Definitely a Commonwealth thing - we do the same in Australia.
It's more likely a marketing strategy. If your road dates from the inter-war period the developers will have been keen to advertise the fact that some or all of the houses had back gardens rather than yards, a big selling point at the time.
In New Zealand, or at least my part of it, the Name road refers to one that connects seperate settlements, or at least what used to be such. A motor way is a multi-lane road closed to non-motorized traffic and (except at its ends) connecting only to other roads (there is no destination directly on them). Street in the name is just the default. A Place ore Close is dead end street, often a cul-de-sac (the have signs saying "no thoroughfare" if it's not obviously vissible that this is the case from the intersection, too.) Avenues have, or had, trees, usually down the middle.
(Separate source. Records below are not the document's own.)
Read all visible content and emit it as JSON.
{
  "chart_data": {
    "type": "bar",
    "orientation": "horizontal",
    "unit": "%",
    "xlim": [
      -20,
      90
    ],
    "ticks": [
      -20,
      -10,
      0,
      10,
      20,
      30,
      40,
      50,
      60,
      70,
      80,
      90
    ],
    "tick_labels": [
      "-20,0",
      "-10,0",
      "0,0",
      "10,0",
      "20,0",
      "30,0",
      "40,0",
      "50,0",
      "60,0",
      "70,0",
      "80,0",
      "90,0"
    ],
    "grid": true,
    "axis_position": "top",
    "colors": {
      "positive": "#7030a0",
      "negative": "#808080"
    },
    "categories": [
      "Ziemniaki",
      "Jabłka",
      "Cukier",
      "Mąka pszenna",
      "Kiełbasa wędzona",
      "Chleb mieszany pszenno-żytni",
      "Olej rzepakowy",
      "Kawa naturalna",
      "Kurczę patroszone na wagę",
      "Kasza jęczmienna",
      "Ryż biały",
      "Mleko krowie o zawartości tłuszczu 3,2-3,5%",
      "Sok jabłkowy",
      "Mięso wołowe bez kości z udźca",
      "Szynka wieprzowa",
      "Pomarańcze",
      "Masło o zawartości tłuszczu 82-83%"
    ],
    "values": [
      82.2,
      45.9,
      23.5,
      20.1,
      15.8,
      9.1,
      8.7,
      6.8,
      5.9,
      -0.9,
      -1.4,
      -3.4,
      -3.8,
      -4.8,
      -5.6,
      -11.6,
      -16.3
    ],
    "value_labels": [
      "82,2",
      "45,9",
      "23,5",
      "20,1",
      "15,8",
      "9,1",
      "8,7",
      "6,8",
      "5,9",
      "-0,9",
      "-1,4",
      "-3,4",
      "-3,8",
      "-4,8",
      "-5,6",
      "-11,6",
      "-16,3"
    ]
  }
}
They're also (almost?) always multi-lane affairs.
So far as I can tell a "drive" is just a fancy way of saying that it's a street. It seems to get used arbratrarily and without much logic. Lanes tend to be privately owned, single lane affairs with a few houses on them, but a bit more elaborate than just a shared driveway. (Alleys that let vehicles in and don't dead end may also be lanes)
Crescents are roads which describe an arc and, at least usually, have both ends meet up with the same road.
There is also the Rise, which is a road that goes up a hill.
Terraces are roads that run along rivers (because the bank slopes down, meaning that the road is on a terrace at the top, I guess).
I think that's all of them.
I feel Court, Crescent and Circuit are all similar types of roads that circle around on themselves, but in different ways, eg a Court would be more squarish/rectangular, Crescent would be curved like the crescent moon, and often intersects with another road twice to form a capital D, and a Circuit would be a full loop, but not necessarily circular
In my town we have two Avenues and they both run East to West.
But they were probably called Avenues because they're the two major streets that run through the town.
On the Avenue vs Street front - in my city it's opposite of NYC. Avenues are East-West and Streets are North-South, at least for those with Ordinal Numbers (ie. 3rd Street is a Southbound road while 5th Avenue is an East-West road). I've noticed other Streets and Avenues in town do not follow this convention.
"Thrufare" is commonly used in NYC. In Queens, avenues are usually east to west. You should do one about Queens street names because it's really weird.
In Indianapolis, there is a north-south street called Boulevard Place. In the Bronx, there is an Esplanade Avenue.
In the end, local authorities govern road naming (at least in the UK, but I imagine it's the same elsewhere). While there might be some restriction on the usage of "Road"/"Street"/"Avenue"/etc., there's a lot of variation within that.
Perfect outro. I am an American, I have never herd that saying about Ave. before. Atleast I think.